Luckily, there are examples from the public sector where this is already happening. The NHS could emulate what MHGLG have done in local government by seed funding alternatives. Through the local digital fund, they have created competitors to back office planning software that are better for local government staff and have standards baked in.

That represents a very different model to publishing standards and mandates (which inevitably get little traction), it’s about setting standards and showing what's possible in code.

Aim to leapfrog the current EPR paradigm

Rather than ask how we can get more Trusts using Electronic Patient Record systems, for example, the aim should be to use a mix of control points and open-source to leapfrog the current Electronic Patient Record paradigm. We should ask: what comes next?

There is an interesting lesson here from city government in India. Cities were reliant on big monolithic Enterprise Resource Planning systems. A project called DIGIT from the eGov foundation took the approach of providing a series of opensource micro services that helped cities simultaneously get off legacy software and modernise their architecture at the same time. DIGIT didn't just create an open-source Enterprise Resource Planning system, they created something new. In some states, the state government has paid for every city to have an instance.  Could a Software as a Service version of an open-source Electronic Patient Record system be centrally hosted by the Department for Health and Social Care, or a collection of NHS Trusts?

Use an NHS app for clinicians to exert further market pressure?

Another way to leapfrog the EPR paradigm is from the clinical side. In the same way an Uber passenger and Uber driver have their own version of the Uber app - what is there was a clinician app? They you suddenly you can start exerting pressure from both sides.

The NHS app already exerts market pressure because it mediates the relationship with the public, could a set of clinician-facing tools start to move some functions away from legacy systems?

It's at least worth considering.

Summary: Digital ways of working, not just digital technology Apply platform thinking to clinical functions and understand local needs Convert the public from consumers to co-producers Proactively shape the software environment the NHS operates in

In summary, I've talked about four things today:

  1. Digital ways of working, not just digital technology
  2. Apply platform thinking to clinical functions and understand local needs
  3. Convert the public from consumers to co-producers
  4. Proactively shape the software environment the NHS operates in
The thing that links all of these together is richer, shorter feedback loops

But if there's one common theme here, it's feedback loops.

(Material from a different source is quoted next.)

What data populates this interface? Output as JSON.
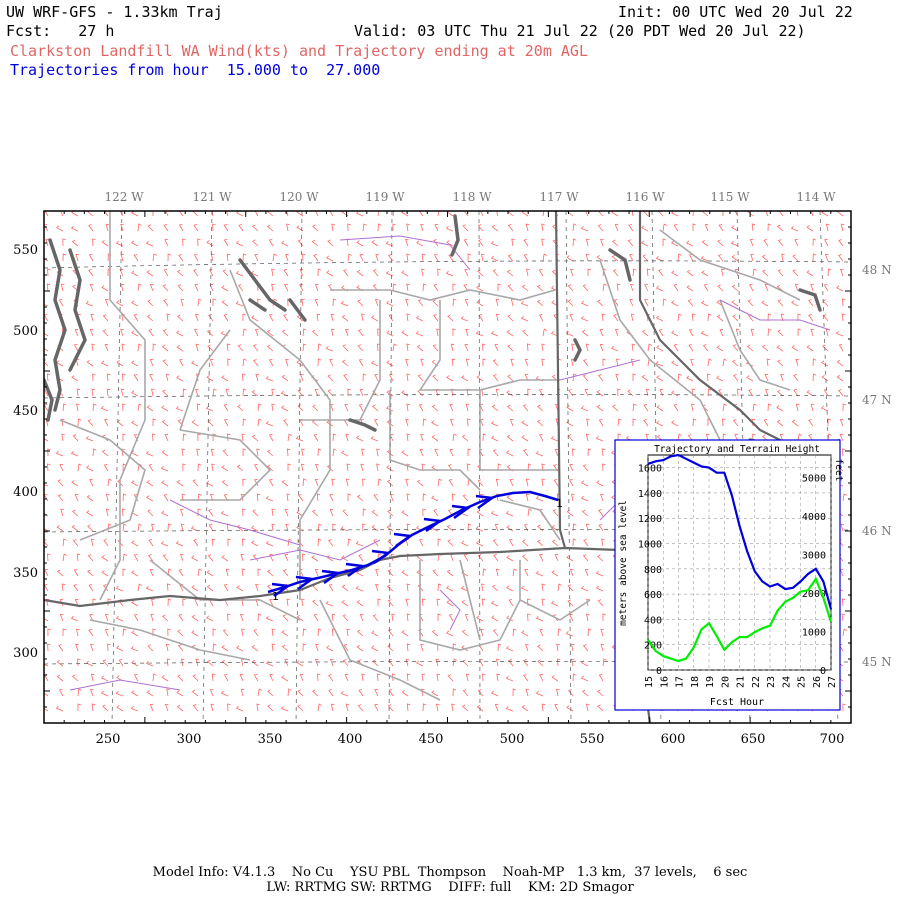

Services that continuously improve reduce admin burdens for the public and staff, and save time and money.

A real-time understanding of what is working means you know what to scale when.

Teams providing national platforms are attuned with organisations across the NHS and so less reliant on mandates.

The public better understand their health, and clinicians better understand their patients.

And the NHS continues to understand and shape the shifting software environment it operates.